World Bulletin / News Desk
North Korean leader Kim Jong-un is still determined to denuclearize but hopes to do so in a "stage-by-stage" manner, according to Pyongyang's official media Friday.
With less than two weeks until a planned summit between Kim and U.S. President Donald Trump, the phased approach favored by Kim appears to run counter to the United States' more immediate goal of bringing about the North's complete, verifiable and irreversible denuclearization.
"The DPRK's will for denuclearization of the Korean peninsula still remains unchanged and consistent and fixed," Kim was quoted as saying in a meeting with visiting Russian Foreign Minister Sergei Lavrov by the state-run KCNA news agency.
“And he hoped that the DPRK-U.S. relations and the denuclearization of the Korean peninsula will be solved on a stage-by-stage basis,” KCNA said.
North Korea refers to itself as the Democratic People's Republic of Korea (DPRK).
Lavrov's visit to Pyongyang a day earlier saw him become the first Russian foreign minister to travel to North Korea in nine years.
Kim is also set to meet Russian President Vladimir Putin this year for the first time, according to KCNA, with the two sides marking the 70th anniversary of the establishment of diplomatic relations.
Meanwhile, while the North has been additionally engaging in denuclearization dialogue with the U.S. this week, high-level inter-Korean talks were held Friday at the Panmunjom border village.
South Korean Unification Minister Cho Myoung-gyon told reporters he would be following up on the bilateral vow to pursue peaceful cooperation and denuclearization -- an agreement that was achieved during the April 27 inter-Korean leaders' summit.

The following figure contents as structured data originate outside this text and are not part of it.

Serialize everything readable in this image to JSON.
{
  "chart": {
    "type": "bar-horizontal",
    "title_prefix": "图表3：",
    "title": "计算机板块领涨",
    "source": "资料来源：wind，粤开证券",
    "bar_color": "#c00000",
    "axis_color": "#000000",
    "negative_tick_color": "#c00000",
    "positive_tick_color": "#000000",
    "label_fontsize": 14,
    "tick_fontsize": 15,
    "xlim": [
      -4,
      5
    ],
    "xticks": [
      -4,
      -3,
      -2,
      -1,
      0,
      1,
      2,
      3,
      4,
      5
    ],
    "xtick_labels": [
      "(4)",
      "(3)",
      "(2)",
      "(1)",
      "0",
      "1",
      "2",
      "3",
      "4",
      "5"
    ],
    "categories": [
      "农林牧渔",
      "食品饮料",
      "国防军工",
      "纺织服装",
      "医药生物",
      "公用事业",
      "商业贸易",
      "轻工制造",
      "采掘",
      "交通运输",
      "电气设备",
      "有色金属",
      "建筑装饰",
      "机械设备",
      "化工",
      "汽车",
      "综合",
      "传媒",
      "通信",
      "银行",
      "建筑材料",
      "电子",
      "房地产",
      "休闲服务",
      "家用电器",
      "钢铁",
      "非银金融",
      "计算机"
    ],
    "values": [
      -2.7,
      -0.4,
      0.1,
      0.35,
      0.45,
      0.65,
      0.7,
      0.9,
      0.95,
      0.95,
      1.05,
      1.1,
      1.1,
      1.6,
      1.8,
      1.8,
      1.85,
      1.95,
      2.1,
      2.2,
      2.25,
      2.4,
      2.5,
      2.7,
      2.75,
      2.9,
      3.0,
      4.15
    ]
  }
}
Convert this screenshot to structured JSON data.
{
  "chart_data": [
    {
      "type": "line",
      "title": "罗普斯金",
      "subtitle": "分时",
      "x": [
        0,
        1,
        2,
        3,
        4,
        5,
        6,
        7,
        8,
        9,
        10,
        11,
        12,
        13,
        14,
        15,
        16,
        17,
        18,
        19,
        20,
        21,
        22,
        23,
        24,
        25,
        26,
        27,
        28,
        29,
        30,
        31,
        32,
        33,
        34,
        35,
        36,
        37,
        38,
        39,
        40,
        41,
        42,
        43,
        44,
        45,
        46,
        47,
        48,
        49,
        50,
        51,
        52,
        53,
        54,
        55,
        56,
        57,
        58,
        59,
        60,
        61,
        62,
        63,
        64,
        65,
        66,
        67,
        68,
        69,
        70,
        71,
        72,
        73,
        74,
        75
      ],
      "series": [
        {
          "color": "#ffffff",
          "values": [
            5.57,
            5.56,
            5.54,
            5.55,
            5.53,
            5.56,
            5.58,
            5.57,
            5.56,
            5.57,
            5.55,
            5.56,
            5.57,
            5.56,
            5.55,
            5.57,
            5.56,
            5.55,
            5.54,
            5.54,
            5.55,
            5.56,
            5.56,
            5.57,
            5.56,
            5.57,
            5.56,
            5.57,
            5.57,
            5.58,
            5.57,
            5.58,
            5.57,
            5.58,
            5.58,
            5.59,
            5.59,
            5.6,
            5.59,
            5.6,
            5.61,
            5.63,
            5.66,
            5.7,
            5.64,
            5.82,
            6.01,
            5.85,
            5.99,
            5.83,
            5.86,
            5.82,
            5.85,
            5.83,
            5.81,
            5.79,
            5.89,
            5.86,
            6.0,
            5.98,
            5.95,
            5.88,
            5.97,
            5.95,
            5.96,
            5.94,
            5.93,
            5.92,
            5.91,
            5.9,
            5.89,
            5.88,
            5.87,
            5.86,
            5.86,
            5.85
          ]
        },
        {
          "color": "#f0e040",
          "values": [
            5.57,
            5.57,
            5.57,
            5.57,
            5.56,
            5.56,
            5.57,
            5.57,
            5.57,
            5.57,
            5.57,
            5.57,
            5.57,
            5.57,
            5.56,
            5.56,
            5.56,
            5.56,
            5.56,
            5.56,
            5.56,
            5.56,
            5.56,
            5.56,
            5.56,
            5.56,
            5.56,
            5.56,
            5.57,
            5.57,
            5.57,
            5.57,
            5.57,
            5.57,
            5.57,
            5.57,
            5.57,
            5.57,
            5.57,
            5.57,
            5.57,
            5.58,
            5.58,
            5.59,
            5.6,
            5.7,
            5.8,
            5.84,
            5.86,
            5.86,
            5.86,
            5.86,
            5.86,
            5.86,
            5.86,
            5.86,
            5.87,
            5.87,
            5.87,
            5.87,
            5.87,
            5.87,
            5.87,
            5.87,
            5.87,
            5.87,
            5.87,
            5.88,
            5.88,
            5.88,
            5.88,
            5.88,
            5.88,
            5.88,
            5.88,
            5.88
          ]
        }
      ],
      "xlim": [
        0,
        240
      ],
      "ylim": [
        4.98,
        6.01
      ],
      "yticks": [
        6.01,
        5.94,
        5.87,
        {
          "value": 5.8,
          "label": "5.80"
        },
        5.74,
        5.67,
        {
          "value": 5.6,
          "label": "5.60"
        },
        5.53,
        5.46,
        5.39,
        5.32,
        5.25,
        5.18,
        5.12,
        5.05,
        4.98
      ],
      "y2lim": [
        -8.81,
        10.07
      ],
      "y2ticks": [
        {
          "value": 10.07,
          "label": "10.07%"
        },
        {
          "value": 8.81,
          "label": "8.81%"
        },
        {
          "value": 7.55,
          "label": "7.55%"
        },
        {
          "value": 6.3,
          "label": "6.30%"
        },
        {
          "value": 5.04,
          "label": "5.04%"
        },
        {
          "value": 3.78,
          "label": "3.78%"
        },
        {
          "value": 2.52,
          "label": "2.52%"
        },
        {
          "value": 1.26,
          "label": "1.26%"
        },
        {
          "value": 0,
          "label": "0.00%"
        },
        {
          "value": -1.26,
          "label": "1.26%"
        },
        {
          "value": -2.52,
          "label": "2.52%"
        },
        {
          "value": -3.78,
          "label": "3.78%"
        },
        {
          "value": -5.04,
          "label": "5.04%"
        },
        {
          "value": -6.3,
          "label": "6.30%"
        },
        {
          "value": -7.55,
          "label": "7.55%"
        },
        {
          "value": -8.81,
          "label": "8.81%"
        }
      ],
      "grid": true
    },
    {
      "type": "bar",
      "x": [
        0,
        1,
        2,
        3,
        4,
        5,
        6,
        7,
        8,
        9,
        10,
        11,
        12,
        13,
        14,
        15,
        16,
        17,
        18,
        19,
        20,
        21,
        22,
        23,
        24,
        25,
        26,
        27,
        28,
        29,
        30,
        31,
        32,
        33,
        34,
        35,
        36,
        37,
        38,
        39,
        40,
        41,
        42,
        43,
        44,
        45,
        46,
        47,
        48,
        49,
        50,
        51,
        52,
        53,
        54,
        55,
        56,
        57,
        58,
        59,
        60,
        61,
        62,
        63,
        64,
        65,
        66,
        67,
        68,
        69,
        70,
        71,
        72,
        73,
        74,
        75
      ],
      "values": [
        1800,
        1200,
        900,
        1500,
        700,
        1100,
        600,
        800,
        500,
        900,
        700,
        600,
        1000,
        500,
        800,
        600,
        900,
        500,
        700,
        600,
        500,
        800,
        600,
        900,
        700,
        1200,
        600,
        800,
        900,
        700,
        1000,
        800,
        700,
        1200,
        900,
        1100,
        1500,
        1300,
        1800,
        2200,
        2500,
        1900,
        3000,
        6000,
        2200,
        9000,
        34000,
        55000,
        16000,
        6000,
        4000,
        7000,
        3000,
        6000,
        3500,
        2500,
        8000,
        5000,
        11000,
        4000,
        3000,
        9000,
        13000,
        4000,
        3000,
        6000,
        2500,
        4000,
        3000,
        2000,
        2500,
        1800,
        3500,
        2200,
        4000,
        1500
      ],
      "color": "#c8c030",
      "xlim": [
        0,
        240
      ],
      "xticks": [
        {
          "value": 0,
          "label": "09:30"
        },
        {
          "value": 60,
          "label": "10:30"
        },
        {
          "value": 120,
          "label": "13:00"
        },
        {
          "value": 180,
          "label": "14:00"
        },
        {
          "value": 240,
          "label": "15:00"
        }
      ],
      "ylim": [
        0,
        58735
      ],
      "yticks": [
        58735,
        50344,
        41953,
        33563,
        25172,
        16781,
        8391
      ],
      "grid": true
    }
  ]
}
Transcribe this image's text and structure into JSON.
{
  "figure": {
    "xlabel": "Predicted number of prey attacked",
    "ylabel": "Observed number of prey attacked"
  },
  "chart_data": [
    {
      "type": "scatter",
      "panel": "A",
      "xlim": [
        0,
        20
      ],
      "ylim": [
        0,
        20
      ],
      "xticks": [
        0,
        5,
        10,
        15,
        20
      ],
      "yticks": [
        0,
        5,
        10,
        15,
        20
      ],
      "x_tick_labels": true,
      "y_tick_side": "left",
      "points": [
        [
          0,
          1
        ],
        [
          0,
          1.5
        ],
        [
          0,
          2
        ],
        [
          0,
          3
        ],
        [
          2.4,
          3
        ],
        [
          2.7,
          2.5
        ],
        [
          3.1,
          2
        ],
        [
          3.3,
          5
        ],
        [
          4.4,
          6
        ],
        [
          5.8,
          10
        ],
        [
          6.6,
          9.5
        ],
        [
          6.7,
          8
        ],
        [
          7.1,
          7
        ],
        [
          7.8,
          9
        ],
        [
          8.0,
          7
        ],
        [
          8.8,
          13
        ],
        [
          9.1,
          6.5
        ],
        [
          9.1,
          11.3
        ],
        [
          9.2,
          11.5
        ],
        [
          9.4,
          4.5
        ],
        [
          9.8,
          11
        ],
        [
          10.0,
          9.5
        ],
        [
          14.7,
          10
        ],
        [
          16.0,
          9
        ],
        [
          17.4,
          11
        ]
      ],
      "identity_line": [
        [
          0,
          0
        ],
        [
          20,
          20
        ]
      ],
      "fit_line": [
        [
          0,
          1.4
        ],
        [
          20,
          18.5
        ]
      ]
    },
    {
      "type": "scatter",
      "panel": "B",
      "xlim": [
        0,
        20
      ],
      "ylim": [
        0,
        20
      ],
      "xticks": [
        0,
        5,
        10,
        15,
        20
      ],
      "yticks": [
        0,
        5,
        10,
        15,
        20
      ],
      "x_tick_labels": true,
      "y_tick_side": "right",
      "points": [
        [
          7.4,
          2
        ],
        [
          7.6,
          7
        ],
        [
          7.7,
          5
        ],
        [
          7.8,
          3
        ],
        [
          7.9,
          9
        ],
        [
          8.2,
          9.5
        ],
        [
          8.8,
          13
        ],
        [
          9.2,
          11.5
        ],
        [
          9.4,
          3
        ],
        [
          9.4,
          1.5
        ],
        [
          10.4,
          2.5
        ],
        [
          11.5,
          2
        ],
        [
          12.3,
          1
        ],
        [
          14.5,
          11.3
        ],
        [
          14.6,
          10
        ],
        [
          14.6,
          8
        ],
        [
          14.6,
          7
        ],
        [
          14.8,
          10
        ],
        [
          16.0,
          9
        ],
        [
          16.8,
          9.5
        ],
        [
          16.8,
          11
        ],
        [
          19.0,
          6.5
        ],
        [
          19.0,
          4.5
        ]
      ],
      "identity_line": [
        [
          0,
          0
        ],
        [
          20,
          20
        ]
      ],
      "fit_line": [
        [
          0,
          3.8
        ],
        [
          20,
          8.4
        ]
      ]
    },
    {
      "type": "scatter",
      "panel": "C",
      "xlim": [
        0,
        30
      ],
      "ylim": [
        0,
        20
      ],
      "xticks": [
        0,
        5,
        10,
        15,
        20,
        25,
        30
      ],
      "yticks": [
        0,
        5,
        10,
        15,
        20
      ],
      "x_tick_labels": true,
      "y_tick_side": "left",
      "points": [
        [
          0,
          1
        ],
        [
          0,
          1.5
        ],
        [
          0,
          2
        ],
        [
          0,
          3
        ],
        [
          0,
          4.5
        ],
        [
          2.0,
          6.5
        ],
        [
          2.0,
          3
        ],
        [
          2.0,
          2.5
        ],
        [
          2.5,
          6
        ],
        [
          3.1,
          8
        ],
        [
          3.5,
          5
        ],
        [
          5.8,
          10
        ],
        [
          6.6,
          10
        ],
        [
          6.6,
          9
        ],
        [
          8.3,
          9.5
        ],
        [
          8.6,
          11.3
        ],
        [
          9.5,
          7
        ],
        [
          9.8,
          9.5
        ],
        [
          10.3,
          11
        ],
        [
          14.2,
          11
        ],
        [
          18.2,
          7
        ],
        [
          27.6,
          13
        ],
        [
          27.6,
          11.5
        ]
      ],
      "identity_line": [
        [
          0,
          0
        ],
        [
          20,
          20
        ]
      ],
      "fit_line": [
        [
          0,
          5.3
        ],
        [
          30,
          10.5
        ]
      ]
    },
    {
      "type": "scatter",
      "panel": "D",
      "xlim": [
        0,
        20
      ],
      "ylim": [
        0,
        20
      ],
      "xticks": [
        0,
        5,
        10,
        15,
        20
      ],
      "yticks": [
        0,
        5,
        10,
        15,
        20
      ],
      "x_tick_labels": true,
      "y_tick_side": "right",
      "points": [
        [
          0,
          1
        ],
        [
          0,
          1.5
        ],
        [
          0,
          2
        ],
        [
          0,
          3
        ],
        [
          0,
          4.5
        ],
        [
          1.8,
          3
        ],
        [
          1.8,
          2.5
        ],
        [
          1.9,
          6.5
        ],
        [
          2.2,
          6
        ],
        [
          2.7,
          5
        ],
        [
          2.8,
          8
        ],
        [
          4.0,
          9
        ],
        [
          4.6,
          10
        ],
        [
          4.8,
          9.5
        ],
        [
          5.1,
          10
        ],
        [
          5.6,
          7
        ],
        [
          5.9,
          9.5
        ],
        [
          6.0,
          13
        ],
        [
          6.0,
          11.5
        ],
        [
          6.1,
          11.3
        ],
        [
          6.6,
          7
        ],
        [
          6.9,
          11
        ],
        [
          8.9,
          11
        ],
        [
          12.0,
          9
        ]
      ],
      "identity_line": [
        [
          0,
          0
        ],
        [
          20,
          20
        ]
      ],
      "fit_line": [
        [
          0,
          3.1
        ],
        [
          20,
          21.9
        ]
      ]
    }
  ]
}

"We will have discussions with the North on ways to implement what the leaders of both countries agreed to in the Panmunjom Declaration and the summit held on May 26 in a speedy manner and without a hitch while creating a positive atmosphere for a summit between the North and the United States," Cho was quoted as saying by Yonhap News Agency before leaving for the border talks with his North Korean counterpart Ri Son-gwon.
This high-level dialogue had been scheduled for May 16 before North Korea called off the meeting, blaming the South's military drills with the U.S.
Ties were seemingly restored when Chairman Kim had a surprise follow-up meeting with the South's President Moon Jae-in last weekend.